曲が終わって拍手を送ると、彼は照れくさそうにお辞儀をしました。
私は話しかけました。

「素敵な唄ね。あなたはこの街の人?」
「ん?あぁそうだよ。生まれも育ちもこの街さ。恥ずかしい話、一度もここを出たことが無いんだ。…君は?」


「私はユリ。

光の旅人よ。

私には、故郷が無いの。いつも旅をしてるから。

あなたとまったく逆ね。あなたの名前は?」


「あぁ、僕はクルド、クルド ラモーンだ。この間施設を出たばかり。こうして歌って、日銭を稼いでる。

光の旅人か…初めて見るよ。案外普通の人なんだね。」

「あら、宇宙人か何かかと思ったの?そう、私たちは[普通の]人間よ。

…施設って?」

「あぁ…孤児院だよ。僕には両親がいなくてね。二人とも僕が小さいころに亡くなったんだ。
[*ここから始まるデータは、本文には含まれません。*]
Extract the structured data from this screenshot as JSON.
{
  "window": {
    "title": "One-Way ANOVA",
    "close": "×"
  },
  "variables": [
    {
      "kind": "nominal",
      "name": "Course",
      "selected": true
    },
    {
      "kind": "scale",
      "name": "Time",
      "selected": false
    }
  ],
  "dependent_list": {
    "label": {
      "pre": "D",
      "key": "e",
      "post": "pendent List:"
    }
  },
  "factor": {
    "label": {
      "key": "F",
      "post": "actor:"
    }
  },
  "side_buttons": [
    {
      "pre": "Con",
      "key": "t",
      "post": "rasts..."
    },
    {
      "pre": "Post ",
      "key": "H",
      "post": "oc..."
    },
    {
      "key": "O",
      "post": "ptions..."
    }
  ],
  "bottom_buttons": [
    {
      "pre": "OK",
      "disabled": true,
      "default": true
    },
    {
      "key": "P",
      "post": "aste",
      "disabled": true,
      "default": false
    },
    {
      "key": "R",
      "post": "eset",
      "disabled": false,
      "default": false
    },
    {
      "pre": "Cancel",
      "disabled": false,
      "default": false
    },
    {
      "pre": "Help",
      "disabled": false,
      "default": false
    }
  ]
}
何だよその顔は…よしてくれよ。別に不幸だと思ってない。案外、気楽でいいもんだよ。


ねぇ、それよりも旅の話を聞かせてよ!」


私が話し始めると、彼は目を輝かせて、熱心に話を聞きました。私たちの話、オーロラの話、他の街での暮らし、出会った人々…私が話せる、おおよそすべてのことを話しました。私が話疲れたら、今度は彼が話始めました。孤児院のこと、音楽のこと、そしてこの街の出来事…彼は話がとてもうまく、私はお腹がよじれるくらい笑いました。


こうして私たちはとても良い友達になりました。いつの間にか夜が更けていって、人通りも少なくなっていきました。